凡庸と特別のあいだには 今日も冷たい雨が降る
君が笑ってくれるなら 僕は悪にでもなる

文章を書く上でただ一つの原則は、あたりまえのことをあたりまえに書くことだと思っている。狙いすぎた文章や奇をてらった文章ほど読むに堪えないものはない。

あたりまえな表現を積み重ねて唯一無二のスタイルを獲得すること。それができれば表現者として理想的だと思う。

そういう観点でいわゆるJ-POPを見た時に、最も偉大なのは森高千里だと思っている。美貌、美脚と個性的(奇天烈)な歌詞を武器に80年代後半から90年代に活躍した彼女の歌詞を子細に眺めてみると驚くほどあたりまえのことしか言っていない。

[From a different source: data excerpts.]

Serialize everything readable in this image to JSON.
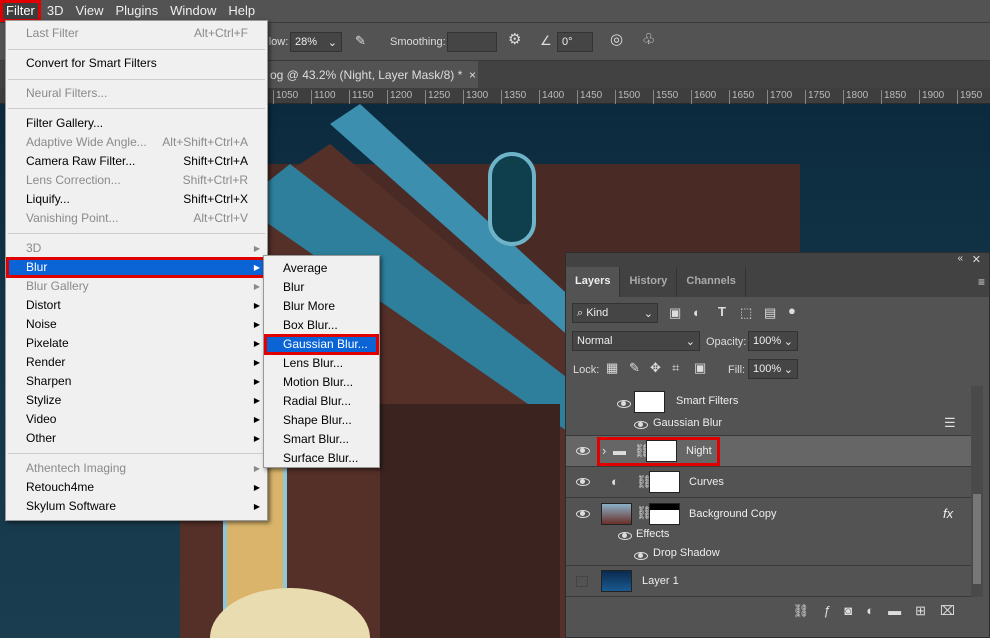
{
  "menubar": [
    "Filter",
    "3D",
    "View",
    "Plugins",
    "Window",
    "Help"
  ],
  "options": {
    "flow_label": "Flow:",
    "flow_value": "28%",
    "smoothing_label": "Smoothing:",
    "angle_value": "0°"
  },
  "doc_tab": {
    "title": "og @ 43.2% (Night, Layer Mask/8) *",
    "close": "×"
  },
  "ruler": [
    "1050",
    "1100",
    "1150",
    "1200",
    "1250",
    "1300",
    "1350",
    "1400",
    "1450",
    "1500",
    "1550",
    "1600",
    "1650",
    "1700",
    "1750",
    "1800",
    "1850",
    "1900",
    "1950"
  ],
  "filter_menu": {
    "last_filter": {
      "label": "Last Filter",
      "shortcut": "Alt+Ctrl+F"
    },
    "convert": "Convert for Smart Filters",
    "neural": "Neural Filters...",
    "gallery": "Filter Gallery...",
    "adaptive": {
      "label": "Adaptive Wide Angle...",
      "shortcut": "Alt+Shift+Ctrl+A"
    },
    "camera_raw": {
      "label": "Camera Raw Filter...",
      "shortcut": "Shift+Ctrl+A"
    },
    "lens": {
      "label": "Lens Correction...",
      "shortcut": "Shift+Ctrl+R"
    },
    "liquify": {
      "label": "Liquify...",
      "shortcut": "Shift+Ctrl+X"
    },
    "vanishing": {
      "label": "Vanishing Point...",
      "shortcut": "Alt+Ctrl+V"
    },
    "groups": [
      "3D",
      "Blur",
      "Blur Gallery",
      "Distort",
      "Noise",
      "Pixelate",
      "Render",
      "Sharpen",
      "Stylize",
      "Video",
      "Other"
    ],
    "plugins": [
      "Athentech Imaging",
      "Retouch4me",
      "Skylum Software"
    ]
  },
  "blur_submenu": [
    "Average",
    "Blur",
    "Blur More",
    "Box Blur...",
    "Gaussian Blur...",
    "Lens Blur...",
    "Motion Blur...",
    "Radial Blur...",
    "Shape Blur...",
    "Smart Blur...",
    "Surface Blur..."
  ],
  "layers_panel": {
    "tabs": [
      "Layers",
      "History",
      "Channels"
    ],
    "filter_kind": "Kind",
    "blend_mode": "Normal",
    "opacity_label": "Opacity:",
    "opacity": "100%",
    "lock_label": "Lock:",
    "fill_label": "Fill:",
    "fill": "100%",
    "layers": {
      "smart_filters": "Smart Filters",
      "gaussian": "Gaussian Blur",
      "night": "Night",
      "curves": "Curves",
      "bg_copy": "Background Copy",
      "fx": "fx",
      "effects": "Effects",
      "drop_shadow": "Drop Shadow",
      "layer1": "Layer 1"
    }
  }
}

代表作「私がオバさんになっても」のみんなが知ってるキラーフレーズから引用しよう。「私がオバさんになったらあなたはオジさんよ」見事なまでにあたりまえしか言ってない。歌い出しも凄くて「秋が終われば冬が来る ほんとに早いわ」

彼女の初期の大傑作「非実力派宣言」を聴いてみてほしい。あたりまえを積み重ねて独自の世界観に至る手腕が素晴らしく、凡庸な語彙を重ねてバカな可愛い女の子を演じつつ、価値観の凝り固まった男どもを一網打尽に仕留める様はあまりに痛快すぎて、もはや革命的とさえ言っていい。

惜しむらくは森高千里の「非実力派宣言」が起こした革命を理解し、引き継いだ者が皆無であったこと。のちに宇多田ヒカル、椎名林檎といった圧倒的実力派の登場もあり、彼女の残した宣言は時代の徒花的なポジションに押し込まれることになってしまった。適正な再評価を望む。